Shingles won a world cross-country trial at Trentham in 1971, the 1500m at the 1972 Munich Olympic Games trials in Auckland, was second over 800m and 1500m at the 1969 Commonwealth Games trials and raced in the track 3000m at the 1975 NZ Games in Christchurch. She would win three titles - 5000m and 10,000m track and the 10km road race - during the 1981 world masters games in Christchurch and Palmerston North.

Shingles was the first female winner of the Wanganui Sportsperson of the Year in 1971 and won the honour again in 1980.

She was awarded an Athletics New Zealand long service medal in 1992 and is a life member of the Wanganui Harrier Club.

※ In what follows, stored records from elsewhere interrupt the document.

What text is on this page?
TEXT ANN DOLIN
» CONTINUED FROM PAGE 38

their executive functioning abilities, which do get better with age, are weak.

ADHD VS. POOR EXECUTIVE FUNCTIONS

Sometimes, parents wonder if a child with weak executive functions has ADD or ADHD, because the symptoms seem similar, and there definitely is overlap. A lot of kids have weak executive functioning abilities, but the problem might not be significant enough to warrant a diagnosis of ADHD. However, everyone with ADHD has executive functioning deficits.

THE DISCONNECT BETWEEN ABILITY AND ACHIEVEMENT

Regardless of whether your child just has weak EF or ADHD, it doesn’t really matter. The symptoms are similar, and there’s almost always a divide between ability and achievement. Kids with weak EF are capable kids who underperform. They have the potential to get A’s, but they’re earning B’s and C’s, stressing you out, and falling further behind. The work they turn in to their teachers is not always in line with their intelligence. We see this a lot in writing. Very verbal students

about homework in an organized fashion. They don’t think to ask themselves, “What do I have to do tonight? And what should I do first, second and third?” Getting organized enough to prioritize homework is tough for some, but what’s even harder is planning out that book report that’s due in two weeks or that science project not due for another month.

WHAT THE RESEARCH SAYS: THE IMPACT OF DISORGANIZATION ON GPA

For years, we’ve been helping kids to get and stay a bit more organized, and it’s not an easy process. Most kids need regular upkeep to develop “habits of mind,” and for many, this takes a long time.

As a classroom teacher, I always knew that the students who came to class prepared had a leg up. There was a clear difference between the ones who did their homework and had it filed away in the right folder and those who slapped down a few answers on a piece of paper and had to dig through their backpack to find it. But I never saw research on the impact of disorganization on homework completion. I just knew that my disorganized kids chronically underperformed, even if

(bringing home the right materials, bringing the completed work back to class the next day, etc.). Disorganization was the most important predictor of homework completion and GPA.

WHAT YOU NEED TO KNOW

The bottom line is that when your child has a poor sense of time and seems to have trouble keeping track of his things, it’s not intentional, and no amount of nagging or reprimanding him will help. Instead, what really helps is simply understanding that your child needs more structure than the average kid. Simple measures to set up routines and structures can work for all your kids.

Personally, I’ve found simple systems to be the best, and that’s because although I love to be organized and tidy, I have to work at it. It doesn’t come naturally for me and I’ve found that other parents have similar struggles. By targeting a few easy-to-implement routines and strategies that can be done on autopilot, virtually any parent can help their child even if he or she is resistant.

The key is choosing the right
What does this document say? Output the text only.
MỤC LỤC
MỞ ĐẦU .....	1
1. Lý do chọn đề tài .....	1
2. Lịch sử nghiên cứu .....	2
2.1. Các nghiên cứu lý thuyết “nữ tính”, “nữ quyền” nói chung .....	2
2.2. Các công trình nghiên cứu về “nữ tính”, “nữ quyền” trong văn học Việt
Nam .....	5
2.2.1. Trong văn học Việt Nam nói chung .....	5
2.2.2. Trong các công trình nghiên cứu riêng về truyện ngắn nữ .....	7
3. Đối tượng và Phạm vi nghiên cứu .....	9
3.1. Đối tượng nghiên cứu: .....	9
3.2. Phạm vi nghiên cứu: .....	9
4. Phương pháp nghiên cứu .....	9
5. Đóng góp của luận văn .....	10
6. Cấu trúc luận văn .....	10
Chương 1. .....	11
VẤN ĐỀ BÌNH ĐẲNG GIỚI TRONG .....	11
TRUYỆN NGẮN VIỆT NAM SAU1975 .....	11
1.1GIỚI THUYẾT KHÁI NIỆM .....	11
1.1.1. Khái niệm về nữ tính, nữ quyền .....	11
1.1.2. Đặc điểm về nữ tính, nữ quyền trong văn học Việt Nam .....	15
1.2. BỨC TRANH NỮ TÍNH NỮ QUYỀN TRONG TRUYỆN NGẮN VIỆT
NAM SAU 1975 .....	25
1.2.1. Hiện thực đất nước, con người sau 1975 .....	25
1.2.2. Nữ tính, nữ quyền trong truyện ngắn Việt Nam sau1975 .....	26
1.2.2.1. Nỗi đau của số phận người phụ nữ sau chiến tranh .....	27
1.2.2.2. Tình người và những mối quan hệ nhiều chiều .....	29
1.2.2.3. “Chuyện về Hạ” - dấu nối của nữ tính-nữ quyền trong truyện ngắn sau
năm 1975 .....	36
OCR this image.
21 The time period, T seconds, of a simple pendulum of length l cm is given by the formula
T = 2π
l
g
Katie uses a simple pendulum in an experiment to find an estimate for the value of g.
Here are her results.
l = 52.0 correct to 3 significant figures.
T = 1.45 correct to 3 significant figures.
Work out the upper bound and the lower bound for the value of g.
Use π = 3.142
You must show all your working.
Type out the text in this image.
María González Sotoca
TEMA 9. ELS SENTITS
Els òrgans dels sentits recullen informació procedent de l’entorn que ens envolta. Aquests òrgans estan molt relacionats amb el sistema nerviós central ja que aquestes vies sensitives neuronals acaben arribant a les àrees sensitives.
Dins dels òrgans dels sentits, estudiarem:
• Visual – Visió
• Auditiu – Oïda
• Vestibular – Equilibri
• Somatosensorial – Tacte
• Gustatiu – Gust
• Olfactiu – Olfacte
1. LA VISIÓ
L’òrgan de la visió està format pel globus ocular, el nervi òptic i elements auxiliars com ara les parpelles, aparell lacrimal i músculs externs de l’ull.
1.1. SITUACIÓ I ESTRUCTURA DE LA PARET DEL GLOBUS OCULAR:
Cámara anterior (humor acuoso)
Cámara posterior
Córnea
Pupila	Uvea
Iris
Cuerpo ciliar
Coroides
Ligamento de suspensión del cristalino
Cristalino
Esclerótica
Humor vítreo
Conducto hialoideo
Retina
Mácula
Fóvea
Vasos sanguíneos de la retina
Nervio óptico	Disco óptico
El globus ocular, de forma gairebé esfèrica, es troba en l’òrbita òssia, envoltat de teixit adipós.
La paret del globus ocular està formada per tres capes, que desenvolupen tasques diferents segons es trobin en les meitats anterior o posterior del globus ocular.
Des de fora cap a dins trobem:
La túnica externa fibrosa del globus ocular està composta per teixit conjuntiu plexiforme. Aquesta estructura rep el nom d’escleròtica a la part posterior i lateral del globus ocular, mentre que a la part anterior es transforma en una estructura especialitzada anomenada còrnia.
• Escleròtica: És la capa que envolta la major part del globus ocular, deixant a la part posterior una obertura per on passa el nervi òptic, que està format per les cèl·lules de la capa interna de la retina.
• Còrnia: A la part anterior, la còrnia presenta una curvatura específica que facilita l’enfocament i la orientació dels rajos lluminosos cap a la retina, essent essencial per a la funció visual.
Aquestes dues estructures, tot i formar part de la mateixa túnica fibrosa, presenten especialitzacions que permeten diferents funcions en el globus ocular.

Now she follows in the footsteps of former world rowing champion Philippa Baker-Hogan and ex-NZ hockey captain Patricia Barwick as the third woman to be inducted as individual members of the Wanganui Hall of Fame.

Mary Laugesen (golf and softball), her sister Joan McIntyre (softball) and their late mother Annie (golf) are also in the Hall of Fame as members of the McIntyre Family.

Wanganui Sports Hall of Fame now comprises 20 individuals and two family groups.

The 74-year-old Shingles, who won numerous races for the Wanganui Athletic and Cycling club, the Wanganui Harrier Club and for West Coast (North Island) centre teams, was inducted into the Hall of Fame at the Ray White Wanganui Sports Awards function.